Arthur Dénouveaux, président de Life for Paris, l’association des victimes des attentats du 13 novembre 2015, a dénoncé ce mardi l’utilisation d’une sonnerie bruyante pour donner l’alerte. «Un dispositif d’alerte attentat qui fait sonner les téléphones aurait fortement compromis les chances de survie de dizaines de personnes le 13/11/15 alors qu’elles se terraient le plus discrètement possible dans tous les recoins du Bataclan», a-t-il posté sur Twitter (renommé X).
Bonjour @Interieur_Gouv , un dispositif d’alerte attentat qui fait sonner les téléphones aurait fortement compromis les chances de survie de dizaines de personnes le 13/11/15 alors qu’elles se terraient le plus discrètement possible dans tous les recoins du Bataclan. pic.twitter.com/LE2MZIOiUa
— Arthur Dénouveaux (@Arthur_Dvx) May 14, 2024
L’avocat Alexandre Archambault, spécialisé en droit du numérique, rappelle, sur Twitter également, que «légalement» et conformément à l’article L.33-1 du code des postes et des communications électroniques, «les pouvoirs publics peuvent invoquer qu’il s’agit ici “d’informations d’intérêt général à destination des utilisateurs finals”». Même si en l’espèce, le dispositif serait là «dévoyé pour faire du SAV de la fonction publique».
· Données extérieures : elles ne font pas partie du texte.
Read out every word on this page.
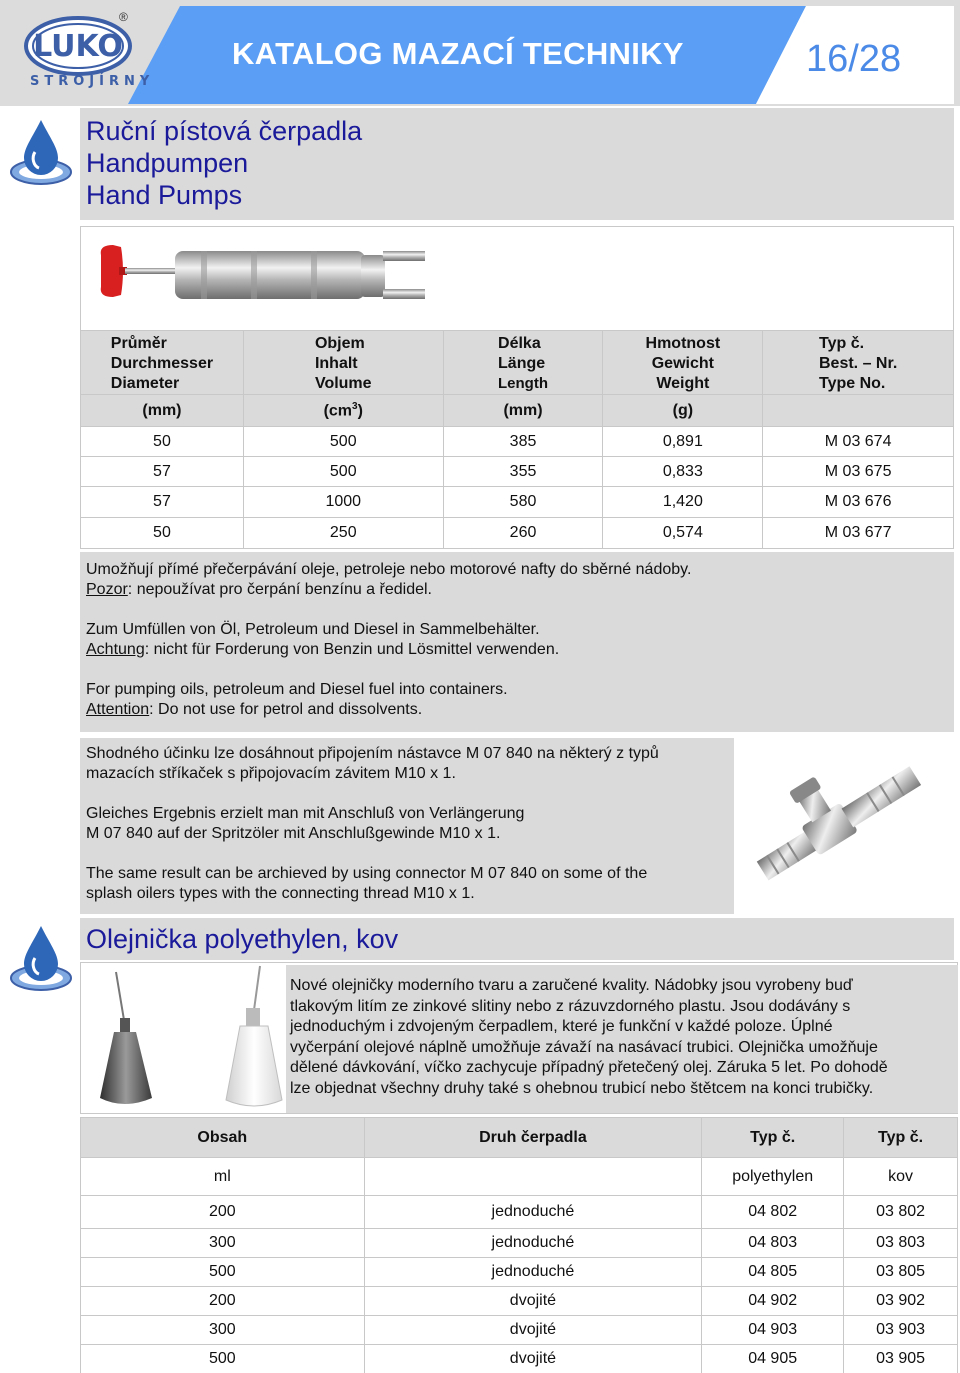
LUKO
®
STROJÍRNY
KATALOG MAZACÍ TECHNIKY	16/28
Ruční pístová čerpadla
Handpumpen
Hand Pumps
Průměr
Durchmesser
Diameter	Objem
Inhalt
Volume	Délka
Länge
Length	Hmotnost
Gewicht
Weight	Typ č.
Best. – Nr.
Type No.
(mm)	$(cm^3)$	(mm)	(g)	
50	500	385	0,891	M 03 674
57	500	355	0,833	M 03 675
57	1000	580	1,420	M 03 676
50	250	260	0,574	M 03 677

Umožňují přímé přečerpávání oleje, petroleje nebo motorové nafty do sběrné nádoby.
Pozor: nepoužívat pro čerpání benzínu a ředidel.

Zum Umfüllen von Öl, Petroleum und Diesel in Sammelbehälter.
Achtung: nicht für Forderung von Benzin und Lösmittel verwenden.

For pumping oils, petroleum and Diesel fuel into containers.
Attention: Do not use for petrol and dissolvents.

Shodného účinku lze dosáhnout připojením nástavce M 07 840 na některý z typů
mazacích stříkaček s připojovacím závitem M10 x 1.

Gleiches Ergebnis erzielt man mit Anschluß von Verlängerung
M 07 840 auf der Spritzöler mit Anschlußgewinde M10 x 1.

The same result can be archieved by using connector M 07 840 on some of the
splash oilers types with the connecting thread M10 x 1.

Olejnička polyethylen, kov
Nové olejničky moderního tvaru a zaručené kvality. Nádobky jsou vyrobeny buď
tlakovým litím ze zinkové slitiny nebo z rázuvzdorného plastu. Jsou dodávány s
jednoduchým i zdvojeným čerpadlem, které je funkční v každé poloze. Úplné
vyčerpání olejové náplně umožňuje závaží na nasávací trubici. Olejnička umožňuje
dělené dávkování, víčko zachycuje případný přetečený olej. Záruka 5 let. Po dohodě
lze objednat všechny druhy také s ohebnou trubicí nebo štětcem na konci trubičky.
Obsah	Druh čerpadla	Typ č.	Typ č.
ml		polyethylen	kov
200	jednoduché	04 802	03 802
300	jednoduché	04 803	03 803
500	jednoduché	04 805	03 805
200	dvojité	04 902	03 902
300	dvojité	04 903	03 903
500	dvojité	04 905	03 905
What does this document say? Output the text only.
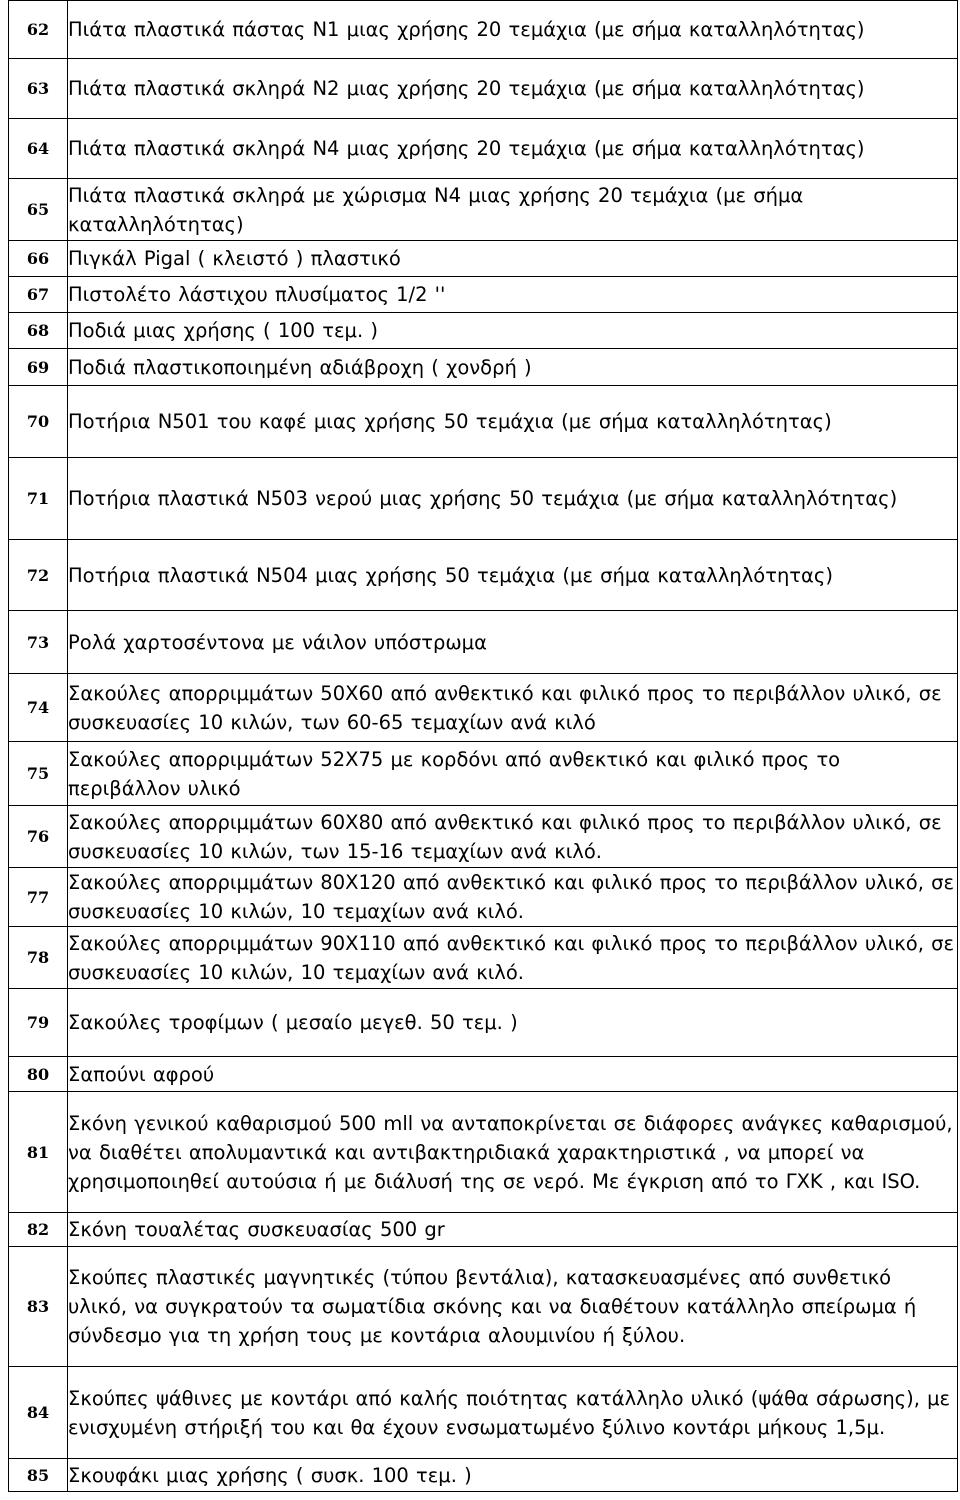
62	Πιάτα πλαστικά πάστας Ν1 μιας χρήσης 20 τεμάχια (με σήμα καταλληλότητας)
63	Πιάτα πλαστικά σκληρά Ν2 μιας χρήσης 20 τεμάχια (με σήμα καταλληλότητας)
64	Πιάτα πλαστικά σκληρά Ν4 μιας χρήσης 20 τεμάχια (με σήμα καταλληλότητας)
65	Πιάτα πλαστικά σκληρά με χώρισμα Ν4 μιας χρήσης 20 τεμάχια (με σήμα καταλληλότητας)
66	Πιγκάλ Pigal ( κλειστό ) πλαστικό
67	Πιστολέτο λάστιχου πλυσίματος 1/2 ''
68	Ποδιά μιας χρήσης ( 100 τεμ. )
69	Ποδιά πλαστικοποιημένη αδιάβροχη ( χονδρή )
70	Ποτήρια Ν501 του καφέ μιας χρήσης 50 τεμάχια (με σήμα καταλληλότητας)
71	Ποτήρια πλαστικά Ν503 νερού μιας χρήσης 50 τεμάχια (με σήμα καταλληλότητας)
72	Ποτήρια πλαστικά Ν504 μιας χρήσης 50 τεμάχια (με σήμα καταλληλότητας)
73	Ρολά χαρτοσέντονα με νάιλον υπόστρωμα
74	Σακούλες απορριμμάτων 50Χ60 από ανθεκτικό και φιλικό προς το περιβάλλον υλικό, σε συσκευασίες 10 κιλών, των 60-65 τεμαχίων ανά κιλό
75	Σακούλες απορριμμάτων 52Χ75 με κορδόνι από ανθεκτικό και φιλικό προς το περιβάλλον υλικό
76	Σακούλες απορριμμάτων 60Χ80 από ανθεκτικό και φιλικό προς το περιβάλλον υλικό, σε συσκευασίες 10 κιλών, των 15-16 τεμαχίων ανά κιλό.
77	Σακούλες απορριμμάτων 80Χ120 από ανθεκτικό και φιλικό προς το περιβάλλον υλικό, σε συσκευασίες 10 κιλών, 10 τεμαχίων ανά κιλό.
78	Σακούλες απορριμμάτων 90Χ110 από ανθεκτικό και φιλικό προς το περιβάλλον υλικό, σε συσκευασίες 10 κιλών, 10 τεμαχίων ανά κιλό.
79	Σακούλες τροφίμων ( μεσαίο μεγεθ. 50 τεμ. )
80	Σαπούνι αφρού
81	Σκόνη γενικού καθαρισμού 500 mll να ανταποκρίνεται σε διάφορες ανάγκες καθαρισμού, να διαθέτει απολυμαντικά και αντιβακτηριδιακά χαρακτηριστικά , να μπορεί να χρησιμοποιηθεί αυτούσια ή με διάλυσή της σε νερό. Με έγκριση από το ΓΧΚ , και ISO.
82	Σκόνη τουαλέτας συσκευασίας 500 gr
83	Σκούπες πλαστικές μαγνητικές (τύπου βεντάλια), κατασκευασμένες από συνθετικό υλικό, να συγκρατούν τα σωματίδια σκόνης και να διαθέτουν κατάλληλο σπείρωμα ή σύνδεσμο για τη χρήση τους με κοντάρια αλουμινίου ή ξύλου.
84	Σκούπες ψάθινες με κοντάρι από καλής ποιότητας κατάλληλο υλικό (ψάθα σάρωσης), με ενισχυμένη στήριξή του και θα έχουν ενσωματωμένο ξύλινο κοντάρι μήκους 1,5μ.
85	Σκουφάκι μιας χρήσης ( συσκ. 100 τεμ. )
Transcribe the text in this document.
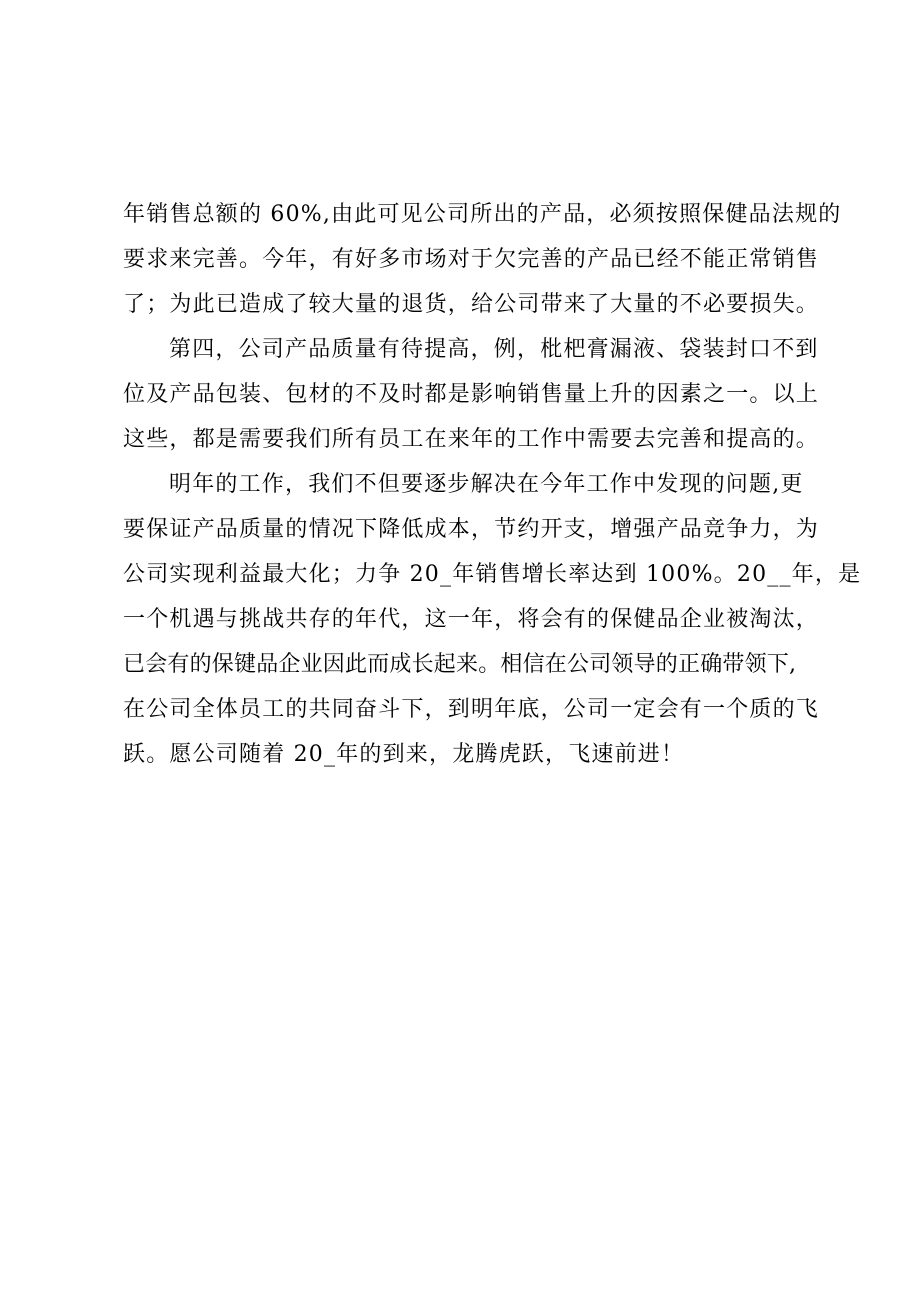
年销售总额的 60%,由此可见公司所出的产品，必须按照保健品法规的
要求来完善。今年，有好多市场对于欠完善的产品已经不能正常销售
了；为此已造成了较大量的退货，给公司带来了大量的不必要损失。
第四，公司产品质量有待提高，例，枇杷膏漏液、袋装封口不到
位及产品包装、包材的不及时都是影响销售量上升的因素之一。以上
这些，都是需要我们所有员工在来年的工作中需要去完善和提高的。
明年的工作，我们不但要逐步解决在今年工作中发现的问题,更
要保证产品质量的情况下降低成本，节约开支，增强产品竞争力，为
公司实现利益最大化；力争 20_年销售增长率达到 100%。20__年，是
一个机遇与挑战共存的年代，这一年，将会有的保健品企业被淘汰，
已会有的保键品企业因此而成长起来。相信在公司领导的正确带领下,
在公司全体员工的共同奋斗下，到明年底，公司一定会有一个质的飞
跃。愿公司随着 20_年的到来，龙腾虎跃，飞速前进！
Peut-on désactiver le dispositif ?
Oui, et c’est l’une des raisons pour lesquelles l’utilisation de FR-Alert lundi soir pour un motif plutôt anodin est problématique. Echaudés, les possesseurs de téléphones portables ont tout à fait les moyens de sortir du dispositif, ce qui peut représenter un danger en cas de «vrai» enjeu de sécurité. Car presque tous les niveaux d’alerte peuvent être désactivés. Sur un téléphone Android, il faut se rendre dans les paramètres de l’appareil, puis dans la section «Alerte d’urgence sans fil» afin de couper les différents niveaux de notification. L’alerte maximale, de niveau 1, ne peut en revanche pas être désactivée. Sur iPhone, tout en bas de la section «Notifications», les alertes sont classées de 4 à 2 (la plus élevée) et il existe aussi une catégorie «Alerte enlèvement», une «alerte d’exercice» et une nébuleuse «alerte de test». Elles peuvent toutes être désactivées.